Proteins are natural polymer molecules consisting of amino acid units. The number of amino acids in proteins may range from two to several thousand.
Protein it is a polymer which differ from carbohydrate and lipids due to the presence of nitrogen on its structure i.e. the element of carbon, oxygen, hydrogen are associated with nitrogen to form protein, some protein contain phosphorous, iron, zinc and copper. The following are the main four structures of protein;-
(a) Primary Structure: The primary structure of a protein is its amino acid sequence. This amino acid sequence is determined by the base sequence of the gene which codes for the protein.
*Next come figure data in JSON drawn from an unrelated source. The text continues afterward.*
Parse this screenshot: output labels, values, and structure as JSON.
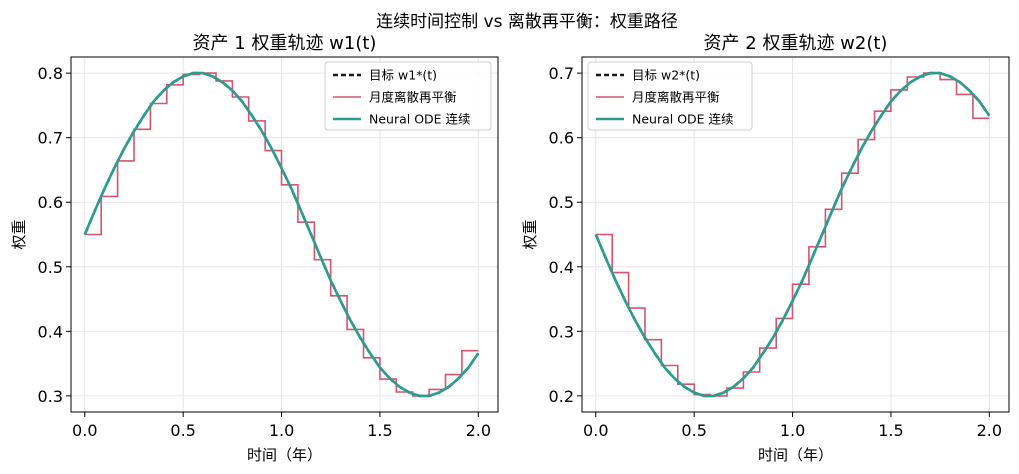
{
  "suptitle": "连续时间控制 vs 离散再平衡：权重路径",
  "colors": {
    "target": "#1a1a1a",
    "discrete": "#d4566c",
    "continuous": "#2a9d8f",
    "grid": "#e6e6e6"
  },
  "chart_data": [
    {
      "type": "line",
      "title": "资产 1 权重轨迹 w1(t)",
      "xlabel": "时间（年）",
      "ylabel": "权重",
      "xlim": [
        -0.07,
        2.1
      ],
      "ylim": [
        0.275,
        0.825
      ],
      "xticks": [
        "0.0",
        "0.5",
        "1.0",
        "1.5",
        "2.0"
      ],
      "yticks": [
        "0.3",
        "0.4",
        "0.5",
        "0.6",
        "0.7",
        "0.8"
      ],
      "grid": true,
      "legend_position": "top-right",
      "series": [
        {
          "name": "目标 w1*(t)",
          "style": "dashed",
          "x": [
            0,
            0.05,
            0.1,
            0.15,
            0.2,
            0.25,
            0.3,
            0.35,
            0.4,
            0.45,
            0.5,
            0.55,
            0.6,
            0.65,
            0.7,
            0.75,
            0.8,
            0.85,
            0.9,
            0.95,
            1.0,
            1.05,
            1.1,
            1.15,
            1.2,
            1.25,
            1.3,
            1.35,
            1.4,
            1.45,
            1.5,
            1.55,
            1.6,
            1.65,
            1.7,
            1.75,
            1.8,
            1.85,
            1.9,
            1.95,
            2.0
          ],
          "values": [
            0.55,
            0.586,
            0.621,
            0.653,
            0.683,
            0.71,
            0.734,
            0.756,
            0.773,
            0.786,
            0.795,
            0.8,
            0.8,
            0.795,
            0.786,
            0.773,
            0.756,
            0.734,
            0.71,
            0.683,
            0.653,
            0.621,
            0.586,
            0.55,
            0.514,
            0.479,
            0.447,
            0.417,
            0.39,
            0.366,
            0.344,
            0.327,
            0.314,
            0.305,
            0.3,
            0.3,
            0.305,
            0.314,
            0.327,
            0.344,
            0.366
          ]
        },
        {
          "name": "月度离散再平衡",
          "style": "step",
          "x": [
            0,
            0.0833,
            0.1667,
            0.25,
            0.3333,
            0.4167,
            0.5,
            0.5833,
            0.6667,
            0.75,
            0.8333,
            0.9167,
            1.0,
            1.0833,
            1.1667,
            1.25,
            1.3333,
            1.4167,
            1.5,
            1.5833,
            1.6667,
            1.75,
            1.8333,
            1.9167,
            2.0
          ],
          "values": [
            0.55,
            0.609,
            0.664,
            0.713,
            0.753,
            0.782,
            0.798,
            0.8,
            0.788,
            0.763,
            0.726,
            0.68,
            0.627,
            0.569,
            0.511,
            0.455,
            0.403,
            0.359,
            0.326,
            0.306,
            0.3,
            0.31,
            0.333,
            0.37,
            0.37
          ]
        },
        {
          "name": "Neural ODE 连续",
          "style": "solid",
          "x": [
            0,
            0.05,
            0.1,
            0.15,
            0.2,
            0.25,
            0.3,
            0.35,
            0.4,
            0.45,
            0.5,
            0.55,
            0.6,
            0.65,
            0.7,
            0.75,
            0.8,
            0.85,
            0.9,
            0.95,
            1.0,
            1.05,
            1.1,
            1.15,
            1.2,
            1.25,
            1.3,
            1.35,
            1.4,
            1.45,
            1.5,
            1.55,
            1.6,
            1.65,
            1.7,
            1.75,
            1.8,
            1.85,
            1.9,
            1.95,
            2.0
          ],
          "values": [
            0.55,
            0.586,
            0.621,
            0.653,
            0.683,
            0.71,
            0.734,
            0.756,
            0.773,
            0.786,
            0.795,
            0.8,
            0.8,
            0.795,
            0.786,
            0.773,
            0.756,
            0.734,
            0.71,
            0.683,
            0.653,
            0.621,
            0.586,
            0.55,
            0.514,
            0.479,
            0.447,
            0.417,
            0.39,
            0.366,
            0.344,
            0.327,
            0.314,
            0.305,
            0.3,
            0.3,
            0.305,
            0.314,
            0.327,
            0.344,
            0.366
          ]
        }
      ]
    },
    {
      "type": "line",
      "title": "资产 2 权重轨迹 w2(t)",
      "xlabel": "时间（年）",
      "ylabel": "权重",
      "xlim": [
        -0.07,
        2.1
      ],
      "ylim": [
        0.175,
        0.725
      ],
      "xticks": [
        "0.0",
        "0.5",
        "1.0",
        "1.5",
        "2.0"
      ],
      "yticks": [
        "0.2",
        "0.3",
        "0.4",
        "0.5",
        "0.6",
        "0.7"
      ],
      "grid": true,
      "legend_position": "top-left",
      "series": [
        {
          "name": "目标 w2*(t)",
          "style": "dashed",
          "x": [
            0,
            0.05,
            0.1,
            0.15,
            0.2,
            0.25,
            0.3,
            0.35,
            0.4,
            0.45,
            0.5,
            0.55,
            0.6,
            0.65,
            0.7,
            0.75,
            0.8,
            0.85,
            0.9,
            0.95,
            1.0,
            1.05,
            1.1,
            1.15,
            1.2,
            1.25,
            1.3,
            1.35,
            1.4,
            1.45,
            1.5,
            1.55,
            1.6,
            1.65,
            1.7,
            1.75,
            1.8,
            1.85,
            1.9,
            1.95,
            2.0
          ],
          "values": [
            0.45,
            0.414,
            0.379,
            0.347,
            0.317,
            0.29,
            0.266,
            0.244,
            0.227,
            0.214,
            0.205,
            0.2,
            0.2,
            0.205,
            0.214,
            0.227,
            0.244,
            0.266,
            0.29,
            0.317,
            0.347,
            0.379,
            0.414,
            0.45,
            0.486,
            0.521,
            0.553,
            0.583,
            0.61,
            0.634,
            0.656,
            0.673,
            0.686,
            0.695,
            0.7,
            0.7,
            0.695,
            0.686,
            0.673,
            0.656,
            0.634
          ]
        },
        {
          "name": "月度离散再平衡",
          "style": "step",
          "x": [
            0,
            0.0833,
            0.1667,
            0.25,
            0.3333,
            0.4167,
            0.5,
            0.5833,
            0.6667,
            0.75,
            0.8333,
            0.9167,
            1.0,
            1.0833,
            1.1667,
            1.25,
            1.3333,
            1.4167,
            1.5,
            1.5833,
            1.6667,
            1.75,
            1.8333,
            1.9167,
            2.0
          ],
          "values": [
            0.45,
            0.391,
            0.336,
            0.287,
            0.247,
            0.218,
            0.202,
            0.2,
            0.212,
            0.237,
            0.274,
            0.32,
            0.373,
            0.431,
            0.489,
            0.545,
            0.597,
            0.641,
            0.674,
            0.694,
            0.7,
            0.69,
            0.667,
            0.63,
            0.63
          ]
        },
        {
          "name": "Neural ODE 连续",
          "style": "solid",
          "x": [
            0,
            0.05,
            0.1,
            0.15,
            0.2,
            0.25,
            0.3,
            0.35,
            0.4,
            0.45,
            0.5,
            0.55,
            0.6,
            0.65,
            0.7,
            0.75,
            0.8,
            0.85,
            0.9,
            0.95,
            1.0,
            1.05,
            1.1,
            1.15,
            1.2,
            1.25,
            1.3,
            1.35,
            1.4,
            1.45,
            1.5,
            1.55,
            1.6,
            1.65,
            1.7,
            1.75,
            1.8,
            1.85,
            1.9,
            1.95,
            2.0
          ],
          "values": [
            0.45,
            0.414,
            0.379,
            0.347,
            0.317,
            0.29,
            0.266,
            0.244,
            0.227,
            0.214,
            0.205,
            0.2,
            0.2,
            0.205,
            0.214,
            0.227,
            0.244,
            0.266,
            0.29,
            0.317,
            0.347,
            0.379,
            0.414,
            0.45,
            0.486,
            0.521,
            0.553,
            0.583,
            0.61,
            0.634,
            0.656,
            0.673,
            0.686,
            0.695,
            0.7,
            0.7,
            0.695,
            0.686,
            0.673,
            0.656,
            0.634
          ]
        }
      ]
    }
  ]
}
(b) Secondary Structure: Secondary structures have α-helices and β-pleated sheets. These form as a result of hydrogen bonds between the peptide groups of the main chain. Therefore, proteins that contain secondary structures will have regions that are cylindrical (α-helices) and/or regions that are planar (β-pleated sheets).
(c) Tertiary Structure: The tertiary structure of a protein is its three-dimensional conformation which occurs as a result of the protein folding. This folding is stabilised by hydrogen bonds, hydrophobic interactions, ionic bonds and disulphide bridges. These intramolecular bonds form between the R groups of different amino acids.
(d) Quaternary Structure: A quaternary structure is formed when two or more polypeptide chains associate to form a single protein. An example is haemoglobin which consists of four polypeptide chains. In some cases, some proteins can have a non-polypeptide structure called a prosthetic group. These proteins are called conjugated proteins. The haem group in haemoglobin is a prosthetic group.